- The Washington Times - Tuesday, October 14, 2003

BOSTON (AP) — Mob informant Stephen “The Rifleman” Flemmi pleaded guilty yesterday to racketeering charges to avoid the death penalty under a deal in which he accused his former FBI handler of helping to set up a murder.

Flemmi appeared in U.S. District Court and changed his plea to guilty on a federal indictment that charges him in connection with 10 murders. The plea deal calls for him to serve life in prison.

“I’d like to extend my deepest apologies to the families, the victims, my family, the public at large and the court,” Flemmi, 69, said after pleading guilty to 17 charges. “I truly am sorry. I hope they forgive me.”

Prosecutors described graphic details of the slayings, as many of the victims’ relatives watched from the courtroom benches.

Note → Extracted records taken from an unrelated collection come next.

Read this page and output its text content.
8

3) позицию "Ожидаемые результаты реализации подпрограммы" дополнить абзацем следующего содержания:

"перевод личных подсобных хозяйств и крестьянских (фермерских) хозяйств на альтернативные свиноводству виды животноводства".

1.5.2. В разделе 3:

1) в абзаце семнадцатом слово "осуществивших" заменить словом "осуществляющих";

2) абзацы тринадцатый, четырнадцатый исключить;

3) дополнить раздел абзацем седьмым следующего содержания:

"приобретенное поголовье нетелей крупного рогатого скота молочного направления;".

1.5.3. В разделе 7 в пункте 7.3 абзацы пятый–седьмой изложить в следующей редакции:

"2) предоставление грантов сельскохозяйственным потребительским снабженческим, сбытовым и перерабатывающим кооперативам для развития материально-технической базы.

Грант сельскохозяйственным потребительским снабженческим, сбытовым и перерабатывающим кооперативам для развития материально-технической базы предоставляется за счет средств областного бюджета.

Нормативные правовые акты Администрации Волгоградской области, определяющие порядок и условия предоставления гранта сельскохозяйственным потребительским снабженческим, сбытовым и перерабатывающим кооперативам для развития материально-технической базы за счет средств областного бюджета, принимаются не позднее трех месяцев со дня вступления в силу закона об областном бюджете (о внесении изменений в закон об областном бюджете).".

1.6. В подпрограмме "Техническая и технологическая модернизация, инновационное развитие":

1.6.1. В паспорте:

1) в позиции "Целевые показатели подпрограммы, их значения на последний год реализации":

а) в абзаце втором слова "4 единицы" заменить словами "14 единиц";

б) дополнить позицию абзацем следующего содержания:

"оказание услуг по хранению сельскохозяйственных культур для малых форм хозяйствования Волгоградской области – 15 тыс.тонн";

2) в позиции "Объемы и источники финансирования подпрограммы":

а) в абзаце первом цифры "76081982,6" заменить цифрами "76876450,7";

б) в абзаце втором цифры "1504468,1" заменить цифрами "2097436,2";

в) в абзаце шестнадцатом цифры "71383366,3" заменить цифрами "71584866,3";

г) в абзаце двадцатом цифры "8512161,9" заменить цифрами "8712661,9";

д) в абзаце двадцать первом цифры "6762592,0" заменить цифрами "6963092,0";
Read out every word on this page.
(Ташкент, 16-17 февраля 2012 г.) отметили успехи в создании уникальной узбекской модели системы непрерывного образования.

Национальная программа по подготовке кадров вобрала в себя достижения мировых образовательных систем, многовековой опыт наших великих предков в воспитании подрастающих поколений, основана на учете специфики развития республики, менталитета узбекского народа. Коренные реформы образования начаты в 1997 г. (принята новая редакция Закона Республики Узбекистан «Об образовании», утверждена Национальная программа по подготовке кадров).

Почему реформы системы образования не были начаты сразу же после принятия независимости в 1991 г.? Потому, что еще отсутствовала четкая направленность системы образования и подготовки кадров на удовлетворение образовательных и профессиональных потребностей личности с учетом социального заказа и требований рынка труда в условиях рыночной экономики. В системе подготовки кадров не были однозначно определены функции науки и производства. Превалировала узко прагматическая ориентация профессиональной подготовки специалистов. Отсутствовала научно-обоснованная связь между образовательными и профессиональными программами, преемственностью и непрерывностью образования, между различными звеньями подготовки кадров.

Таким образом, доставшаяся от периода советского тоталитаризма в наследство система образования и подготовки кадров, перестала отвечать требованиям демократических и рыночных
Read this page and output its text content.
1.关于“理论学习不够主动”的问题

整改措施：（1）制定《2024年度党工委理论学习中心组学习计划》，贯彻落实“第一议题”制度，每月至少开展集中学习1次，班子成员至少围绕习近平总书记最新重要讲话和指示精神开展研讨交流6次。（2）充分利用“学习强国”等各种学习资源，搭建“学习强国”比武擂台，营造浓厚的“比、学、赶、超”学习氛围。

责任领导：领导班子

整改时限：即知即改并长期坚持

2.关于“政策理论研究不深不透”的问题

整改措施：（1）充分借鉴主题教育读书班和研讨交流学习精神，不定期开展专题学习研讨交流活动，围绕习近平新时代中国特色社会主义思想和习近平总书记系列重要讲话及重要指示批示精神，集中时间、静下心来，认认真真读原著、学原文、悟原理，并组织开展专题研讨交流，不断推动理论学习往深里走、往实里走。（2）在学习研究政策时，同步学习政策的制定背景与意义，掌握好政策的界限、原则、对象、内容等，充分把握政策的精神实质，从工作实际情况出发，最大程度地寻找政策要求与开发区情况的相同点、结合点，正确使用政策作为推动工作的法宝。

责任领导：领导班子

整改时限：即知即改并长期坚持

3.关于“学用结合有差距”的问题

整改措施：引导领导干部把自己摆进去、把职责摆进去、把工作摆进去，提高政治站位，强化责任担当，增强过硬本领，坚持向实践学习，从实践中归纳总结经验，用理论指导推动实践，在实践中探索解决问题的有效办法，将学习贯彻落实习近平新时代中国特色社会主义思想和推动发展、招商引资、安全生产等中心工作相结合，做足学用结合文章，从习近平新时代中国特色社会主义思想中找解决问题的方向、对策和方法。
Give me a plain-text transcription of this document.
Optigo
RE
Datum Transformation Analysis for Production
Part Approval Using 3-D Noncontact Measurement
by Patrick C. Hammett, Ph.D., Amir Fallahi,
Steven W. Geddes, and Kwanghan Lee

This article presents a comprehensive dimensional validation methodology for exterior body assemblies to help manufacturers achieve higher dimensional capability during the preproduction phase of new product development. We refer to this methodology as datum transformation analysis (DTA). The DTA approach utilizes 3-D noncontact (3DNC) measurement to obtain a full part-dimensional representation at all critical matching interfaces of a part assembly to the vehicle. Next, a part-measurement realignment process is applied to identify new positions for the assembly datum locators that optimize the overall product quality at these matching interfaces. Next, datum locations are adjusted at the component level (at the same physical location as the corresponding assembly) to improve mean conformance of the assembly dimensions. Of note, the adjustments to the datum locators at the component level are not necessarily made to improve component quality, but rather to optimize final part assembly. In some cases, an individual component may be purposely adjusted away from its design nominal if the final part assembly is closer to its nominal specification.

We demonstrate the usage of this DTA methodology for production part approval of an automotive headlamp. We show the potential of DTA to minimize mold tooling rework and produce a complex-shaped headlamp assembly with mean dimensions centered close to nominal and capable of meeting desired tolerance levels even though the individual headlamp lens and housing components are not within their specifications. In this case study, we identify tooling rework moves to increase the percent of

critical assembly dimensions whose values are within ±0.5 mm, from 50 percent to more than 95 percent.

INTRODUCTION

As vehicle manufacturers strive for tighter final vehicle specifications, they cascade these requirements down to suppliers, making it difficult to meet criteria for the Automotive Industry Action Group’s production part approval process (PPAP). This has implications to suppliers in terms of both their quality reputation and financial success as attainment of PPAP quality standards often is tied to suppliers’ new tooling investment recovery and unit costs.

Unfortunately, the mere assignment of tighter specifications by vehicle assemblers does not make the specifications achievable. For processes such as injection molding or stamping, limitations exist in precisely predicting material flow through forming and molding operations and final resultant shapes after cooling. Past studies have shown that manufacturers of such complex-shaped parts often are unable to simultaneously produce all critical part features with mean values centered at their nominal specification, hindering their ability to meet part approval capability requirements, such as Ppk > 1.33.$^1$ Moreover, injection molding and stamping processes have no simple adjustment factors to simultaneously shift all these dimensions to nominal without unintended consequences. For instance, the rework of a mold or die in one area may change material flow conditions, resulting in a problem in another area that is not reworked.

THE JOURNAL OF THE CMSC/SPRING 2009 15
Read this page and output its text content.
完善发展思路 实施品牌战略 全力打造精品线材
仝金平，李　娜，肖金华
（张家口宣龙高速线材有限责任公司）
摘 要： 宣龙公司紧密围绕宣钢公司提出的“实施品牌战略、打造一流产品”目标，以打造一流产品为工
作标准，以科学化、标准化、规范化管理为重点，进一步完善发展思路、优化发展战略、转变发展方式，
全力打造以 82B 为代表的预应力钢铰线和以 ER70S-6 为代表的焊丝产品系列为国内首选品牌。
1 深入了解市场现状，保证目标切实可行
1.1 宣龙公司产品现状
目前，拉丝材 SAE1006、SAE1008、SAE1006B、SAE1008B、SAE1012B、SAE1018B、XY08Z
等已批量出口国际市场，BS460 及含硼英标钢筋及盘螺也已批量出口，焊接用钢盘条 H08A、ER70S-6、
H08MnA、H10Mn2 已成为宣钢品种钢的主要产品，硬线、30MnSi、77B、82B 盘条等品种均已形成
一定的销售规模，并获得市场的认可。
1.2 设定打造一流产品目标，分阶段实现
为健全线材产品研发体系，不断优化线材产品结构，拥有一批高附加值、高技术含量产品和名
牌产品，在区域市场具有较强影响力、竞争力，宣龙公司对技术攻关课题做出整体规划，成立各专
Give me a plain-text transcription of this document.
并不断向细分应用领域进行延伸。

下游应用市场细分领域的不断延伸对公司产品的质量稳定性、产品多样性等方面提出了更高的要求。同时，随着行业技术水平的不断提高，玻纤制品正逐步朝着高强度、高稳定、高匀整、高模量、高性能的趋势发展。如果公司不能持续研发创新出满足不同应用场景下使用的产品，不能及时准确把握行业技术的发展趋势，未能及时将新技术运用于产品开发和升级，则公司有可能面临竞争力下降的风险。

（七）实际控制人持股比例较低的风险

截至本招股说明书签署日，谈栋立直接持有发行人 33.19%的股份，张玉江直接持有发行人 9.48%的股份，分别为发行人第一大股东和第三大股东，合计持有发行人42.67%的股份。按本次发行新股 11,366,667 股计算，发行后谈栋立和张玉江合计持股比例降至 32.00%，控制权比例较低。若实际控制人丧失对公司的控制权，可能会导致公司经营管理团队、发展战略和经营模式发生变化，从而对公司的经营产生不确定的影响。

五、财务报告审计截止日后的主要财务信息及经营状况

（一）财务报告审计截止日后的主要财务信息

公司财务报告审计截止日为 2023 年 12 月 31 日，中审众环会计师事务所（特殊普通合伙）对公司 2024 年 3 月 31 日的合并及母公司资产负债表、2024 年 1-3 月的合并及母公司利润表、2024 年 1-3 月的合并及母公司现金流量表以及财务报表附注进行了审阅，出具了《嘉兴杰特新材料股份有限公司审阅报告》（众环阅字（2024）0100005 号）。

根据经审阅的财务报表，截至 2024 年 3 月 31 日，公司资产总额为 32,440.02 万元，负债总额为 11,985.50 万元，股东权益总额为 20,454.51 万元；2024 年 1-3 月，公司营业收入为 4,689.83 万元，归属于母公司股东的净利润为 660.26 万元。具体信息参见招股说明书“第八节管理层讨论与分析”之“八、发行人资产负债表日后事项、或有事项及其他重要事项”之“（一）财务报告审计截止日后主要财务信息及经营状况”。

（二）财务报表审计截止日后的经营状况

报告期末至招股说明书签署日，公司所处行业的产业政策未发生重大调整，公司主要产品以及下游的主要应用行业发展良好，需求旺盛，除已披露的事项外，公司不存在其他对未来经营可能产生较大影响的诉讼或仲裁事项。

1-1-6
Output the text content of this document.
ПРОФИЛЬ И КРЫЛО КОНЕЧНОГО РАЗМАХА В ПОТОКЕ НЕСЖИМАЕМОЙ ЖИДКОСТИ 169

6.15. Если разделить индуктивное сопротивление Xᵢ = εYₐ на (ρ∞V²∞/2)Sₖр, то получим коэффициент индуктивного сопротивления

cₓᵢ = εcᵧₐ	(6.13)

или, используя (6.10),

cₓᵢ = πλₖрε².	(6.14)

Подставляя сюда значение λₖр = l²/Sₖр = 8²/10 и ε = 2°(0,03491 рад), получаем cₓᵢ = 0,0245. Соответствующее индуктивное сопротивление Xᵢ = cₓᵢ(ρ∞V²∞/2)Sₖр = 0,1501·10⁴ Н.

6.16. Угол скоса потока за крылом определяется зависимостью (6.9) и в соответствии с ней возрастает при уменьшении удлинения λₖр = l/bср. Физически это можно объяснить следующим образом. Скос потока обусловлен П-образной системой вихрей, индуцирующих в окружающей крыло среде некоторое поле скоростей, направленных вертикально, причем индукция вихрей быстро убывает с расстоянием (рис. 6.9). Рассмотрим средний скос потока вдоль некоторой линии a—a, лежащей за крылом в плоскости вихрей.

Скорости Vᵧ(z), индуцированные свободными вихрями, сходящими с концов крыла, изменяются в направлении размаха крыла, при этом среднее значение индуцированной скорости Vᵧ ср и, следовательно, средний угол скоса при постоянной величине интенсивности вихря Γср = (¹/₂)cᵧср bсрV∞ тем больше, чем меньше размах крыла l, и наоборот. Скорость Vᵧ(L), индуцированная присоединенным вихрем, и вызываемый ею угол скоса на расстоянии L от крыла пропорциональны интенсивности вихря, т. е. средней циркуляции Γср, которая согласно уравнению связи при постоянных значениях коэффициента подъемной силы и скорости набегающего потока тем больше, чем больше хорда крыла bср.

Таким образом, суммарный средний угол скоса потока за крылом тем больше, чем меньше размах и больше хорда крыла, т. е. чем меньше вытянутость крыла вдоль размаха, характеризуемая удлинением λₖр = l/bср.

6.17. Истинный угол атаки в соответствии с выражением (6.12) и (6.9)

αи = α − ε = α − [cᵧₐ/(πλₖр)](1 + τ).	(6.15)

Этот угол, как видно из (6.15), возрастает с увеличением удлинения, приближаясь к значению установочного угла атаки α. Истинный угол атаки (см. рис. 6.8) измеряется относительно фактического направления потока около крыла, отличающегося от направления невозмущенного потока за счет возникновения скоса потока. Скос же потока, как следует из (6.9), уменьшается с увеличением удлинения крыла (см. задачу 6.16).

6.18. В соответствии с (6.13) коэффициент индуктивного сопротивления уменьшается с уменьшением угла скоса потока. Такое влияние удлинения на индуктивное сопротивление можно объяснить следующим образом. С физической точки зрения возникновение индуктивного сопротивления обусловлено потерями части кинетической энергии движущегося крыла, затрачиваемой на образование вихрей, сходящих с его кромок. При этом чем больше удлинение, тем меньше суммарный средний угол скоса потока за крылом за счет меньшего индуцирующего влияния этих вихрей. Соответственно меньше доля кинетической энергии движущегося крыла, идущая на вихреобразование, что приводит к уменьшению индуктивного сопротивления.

A brother of victim Debra Davis had to be removed from courtroom after hearing grisly details of his sister’s murder. Steve Davis repeatedly shouted expletives at Flemmi and said: “You make me sick.”

Earlier this month, Flemmi made a deal with prosecutors in which he accused the man who recruited him to become an FBI informant in the 1960s, a law enforcement source, speaking only on the condition of anonymity, told the Associated Press.

Flemmi backed up a story provided by a mob hit man who told investigators that former FBI Agent H. Paul Rico helped him and others set up the killing of Tulsa, Okla., businessman Roger Wheeler in 1981, the source said. Mr. Rico was arrested Thursday.

In exchange for Flemmi’s cooperation in the Wheeler case, state prosecutors in Oklahoma agreed to drop their bid for the death penalty against Flemmi in Mr. Wheeler’s killing. Florida prosecutors also agreed to remove the death penalty in another mob killing in which Flemmi was charged.

The federal indictment to which Flemmi pleaded guilty covers the killings in Oklahoma and Florida.